I tuned out their catching-up chatter as I saw food approaching. I was starving but also mildly nervous about what kind of culinary offerings this place was going to have. Would an establishment whose core values were fun and belly laughing really care if their snacks were FDA approved?
“I heard there’s a hidden pub, just beyond the Galaxy of Funstaurants, that has better food than all the other places put together.”
I turned to my right, and there was Charlie. Where did he come from? I looked up at his face—damn, so tall—and was still torn between dreading the sight of him and finding a strange comfort in his presence.
It was a little unnerving, wondering when Mr. Nothing was going to show up and cancel out this Charlie.
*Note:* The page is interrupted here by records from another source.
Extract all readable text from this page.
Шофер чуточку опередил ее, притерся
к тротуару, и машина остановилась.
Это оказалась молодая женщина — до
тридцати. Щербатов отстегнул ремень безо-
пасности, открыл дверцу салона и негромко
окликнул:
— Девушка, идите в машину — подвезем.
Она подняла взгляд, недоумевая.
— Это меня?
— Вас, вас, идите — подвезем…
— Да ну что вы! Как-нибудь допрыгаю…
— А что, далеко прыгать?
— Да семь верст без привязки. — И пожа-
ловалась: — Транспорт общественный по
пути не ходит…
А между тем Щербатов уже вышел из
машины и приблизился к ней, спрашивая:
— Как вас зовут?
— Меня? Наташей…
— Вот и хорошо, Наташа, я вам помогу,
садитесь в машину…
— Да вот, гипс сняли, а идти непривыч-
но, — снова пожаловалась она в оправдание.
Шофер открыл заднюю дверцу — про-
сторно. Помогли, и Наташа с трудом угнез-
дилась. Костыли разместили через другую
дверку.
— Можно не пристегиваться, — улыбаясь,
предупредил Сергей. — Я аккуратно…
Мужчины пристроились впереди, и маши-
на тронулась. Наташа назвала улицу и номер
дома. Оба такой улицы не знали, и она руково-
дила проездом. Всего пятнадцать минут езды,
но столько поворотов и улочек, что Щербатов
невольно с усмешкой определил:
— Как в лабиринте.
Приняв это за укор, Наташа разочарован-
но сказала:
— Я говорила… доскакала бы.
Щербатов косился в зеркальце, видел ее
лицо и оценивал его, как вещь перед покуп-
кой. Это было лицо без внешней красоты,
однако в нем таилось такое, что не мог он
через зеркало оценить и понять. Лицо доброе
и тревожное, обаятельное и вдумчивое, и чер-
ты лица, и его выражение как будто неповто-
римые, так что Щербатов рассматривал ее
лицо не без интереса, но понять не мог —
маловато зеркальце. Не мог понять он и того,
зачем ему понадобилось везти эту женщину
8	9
So I just said, “Really?”
He leaned in a little closer, his lips turning up into a slow smirk. “It’s designated as a kid-free zone, so they put it in a separate corridor. The DJ told the Red Giants about it in confidence, but since I’m now of the House of Proto, betrayal of the Red Giants is my duty.”
“Nekesa—did you hear that?” I nudged her with my elbow and turned to my left. “Bar food up ahead.”
Charlie muttered, “You left out the part about my dutiful bravery.”
“I know,” I replied, not looking back at him.
I heard him say “Ouch,” and it kind of made me want to laugh.
Nekesa glanced at me and then looked back at Theo. “Bar food up ahead.”
Theo shook his head. “Constellation Pizza has calzones in the shape of Saturn. Rumor has it the rings are made out of breadsticks. You cannot miss out on that, Nekesa.”
She looked back and me and Charlie. “You guys, come on. Planetary pizza? We have to do that shit.”